Paper, pens, and imagination are the traditional tools of creative writing. In Sarah Rowe’s writing class at Spencer High School in Columbus, Georgia, last semester, students also used pliers and copper tubing.
Rowe, 53, is a professional sculptor who doubles as an English teacher. In school, she strives to inspire a love of literature in kids and to teach them to express themselves through language. She’s also passionate about encouraging her students, many of whom come from military families stationed at nearby Fort Benning, to be creative. So it’s no surprise that, last year, when Rowe heard she would teach the English class that produces the school literary magazine, she decided to do something different. Instead of having her students make a glossy magazine with black words printed on white pages, Rowe decided they would craft a multimedia sculpture.
“I wanted my students to rethink, What is a book or a magazine? Is it only something between covers?” the teacher says.

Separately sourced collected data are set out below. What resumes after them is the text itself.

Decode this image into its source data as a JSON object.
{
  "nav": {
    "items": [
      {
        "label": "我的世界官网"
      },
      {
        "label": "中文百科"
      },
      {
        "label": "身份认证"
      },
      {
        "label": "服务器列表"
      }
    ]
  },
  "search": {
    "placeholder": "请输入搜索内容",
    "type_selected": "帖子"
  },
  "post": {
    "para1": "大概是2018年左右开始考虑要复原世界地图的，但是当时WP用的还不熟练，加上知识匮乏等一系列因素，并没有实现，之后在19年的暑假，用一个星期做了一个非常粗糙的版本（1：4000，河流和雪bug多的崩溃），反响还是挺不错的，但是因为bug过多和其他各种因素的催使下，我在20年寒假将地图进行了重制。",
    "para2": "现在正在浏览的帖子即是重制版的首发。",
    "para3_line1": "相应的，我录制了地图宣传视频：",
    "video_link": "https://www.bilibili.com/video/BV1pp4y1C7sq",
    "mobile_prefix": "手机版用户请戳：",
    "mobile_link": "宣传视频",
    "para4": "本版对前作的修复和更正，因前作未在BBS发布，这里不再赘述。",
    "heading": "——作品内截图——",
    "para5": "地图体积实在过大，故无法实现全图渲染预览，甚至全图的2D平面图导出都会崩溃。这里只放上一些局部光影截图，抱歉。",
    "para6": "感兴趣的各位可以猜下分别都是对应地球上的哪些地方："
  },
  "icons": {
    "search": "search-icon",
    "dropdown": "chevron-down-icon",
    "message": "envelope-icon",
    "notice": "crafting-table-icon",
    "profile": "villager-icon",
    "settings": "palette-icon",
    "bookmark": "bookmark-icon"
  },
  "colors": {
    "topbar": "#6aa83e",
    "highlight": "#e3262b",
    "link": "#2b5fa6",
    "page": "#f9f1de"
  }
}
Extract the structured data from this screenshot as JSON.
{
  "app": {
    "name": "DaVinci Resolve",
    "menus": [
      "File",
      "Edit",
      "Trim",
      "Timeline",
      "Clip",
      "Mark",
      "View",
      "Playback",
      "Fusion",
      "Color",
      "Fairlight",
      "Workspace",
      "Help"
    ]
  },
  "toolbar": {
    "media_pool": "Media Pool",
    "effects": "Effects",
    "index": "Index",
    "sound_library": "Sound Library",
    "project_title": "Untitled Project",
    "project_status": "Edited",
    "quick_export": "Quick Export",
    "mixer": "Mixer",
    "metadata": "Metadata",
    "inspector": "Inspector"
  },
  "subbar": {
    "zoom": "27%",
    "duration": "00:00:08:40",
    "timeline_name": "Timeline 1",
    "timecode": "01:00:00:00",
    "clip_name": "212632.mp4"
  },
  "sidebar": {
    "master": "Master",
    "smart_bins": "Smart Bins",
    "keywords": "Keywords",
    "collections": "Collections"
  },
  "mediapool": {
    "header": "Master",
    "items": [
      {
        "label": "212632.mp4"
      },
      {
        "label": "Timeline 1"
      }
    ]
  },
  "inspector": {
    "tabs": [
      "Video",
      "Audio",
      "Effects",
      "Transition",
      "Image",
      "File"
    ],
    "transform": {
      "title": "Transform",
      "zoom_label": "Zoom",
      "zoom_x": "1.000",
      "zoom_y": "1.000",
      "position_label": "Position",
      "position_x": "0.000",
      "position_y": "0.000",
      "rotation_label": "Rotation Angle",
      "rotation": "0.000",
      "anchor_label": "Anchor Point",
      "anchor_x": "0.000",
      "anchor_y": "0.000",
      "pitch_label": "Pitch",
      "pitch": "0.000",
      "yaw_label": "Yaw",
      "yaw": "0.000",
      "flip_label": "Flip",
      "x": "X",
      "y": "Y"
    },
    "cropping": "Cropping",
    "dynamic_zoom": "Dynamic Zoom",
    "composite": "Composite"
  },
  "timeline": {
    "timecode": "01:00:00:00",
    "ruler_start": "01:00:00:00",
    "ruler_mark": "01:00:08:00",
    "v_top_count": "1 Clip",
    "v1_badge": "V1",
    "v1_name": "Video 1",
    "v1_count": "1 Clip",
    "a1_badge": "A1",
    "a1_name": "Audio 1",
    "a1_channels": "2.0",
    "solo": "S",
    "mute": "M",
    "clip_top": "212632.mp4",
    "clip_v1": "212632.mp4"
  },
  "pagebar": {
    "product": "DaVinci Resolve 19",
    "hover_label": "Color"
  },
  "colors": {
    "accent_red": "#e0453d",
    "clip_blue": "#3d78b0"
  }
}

First, the class asked other Spencer students and teachers to submit poetry and prose about (and in the guise of) guests attending a fictitious garden party. Rowe’s students edited the stories and penned their own pieces along the same theme. An eclectic mix of characters emerged—young people, old people, loners, and social butterflies. Then, the class constructed their “magazine,” a copper frame from which hangs clothing representing different people at the party. Woodshop students helped weld the frame; Rowe’s class collected secondhand garb and copied each character’s story onto a corresponding outfit.
The sculpture, which took six weeks to complete, was displayed in the school’s media center until the end of the school year. This year, the piece resides in one of the school’s offices, but it may be moving: A local museum might exhibit it.
Rowe’s colleagues say the teacher’s innovative take on creative writing was a success. “There is a human element that allows people to connect with the project,” says English teacher Jeanette Williams. “A project like this has endless possibilities.”
Rowe feels the sculpture opened her students’ minds. “They learned to see something in a different light,” she says. One student who had balked at the project—"I’m not an artist, I can’t do this,” he complained—worked hard at it and then surprised her with his creative spark on an unrelated assignment. Asked to keep a journal during the course, he handed Rowe not a notebook but a tennis shoe stuffed with balled-up scraps of paper on which he’d done his writing. “It’s a walk through my thoughts,” he told her. “He saw possibilities” in that shoe, says Rowe. “He’s not going to pass any standardized tests with that [perspective], but it’s what life is all about.”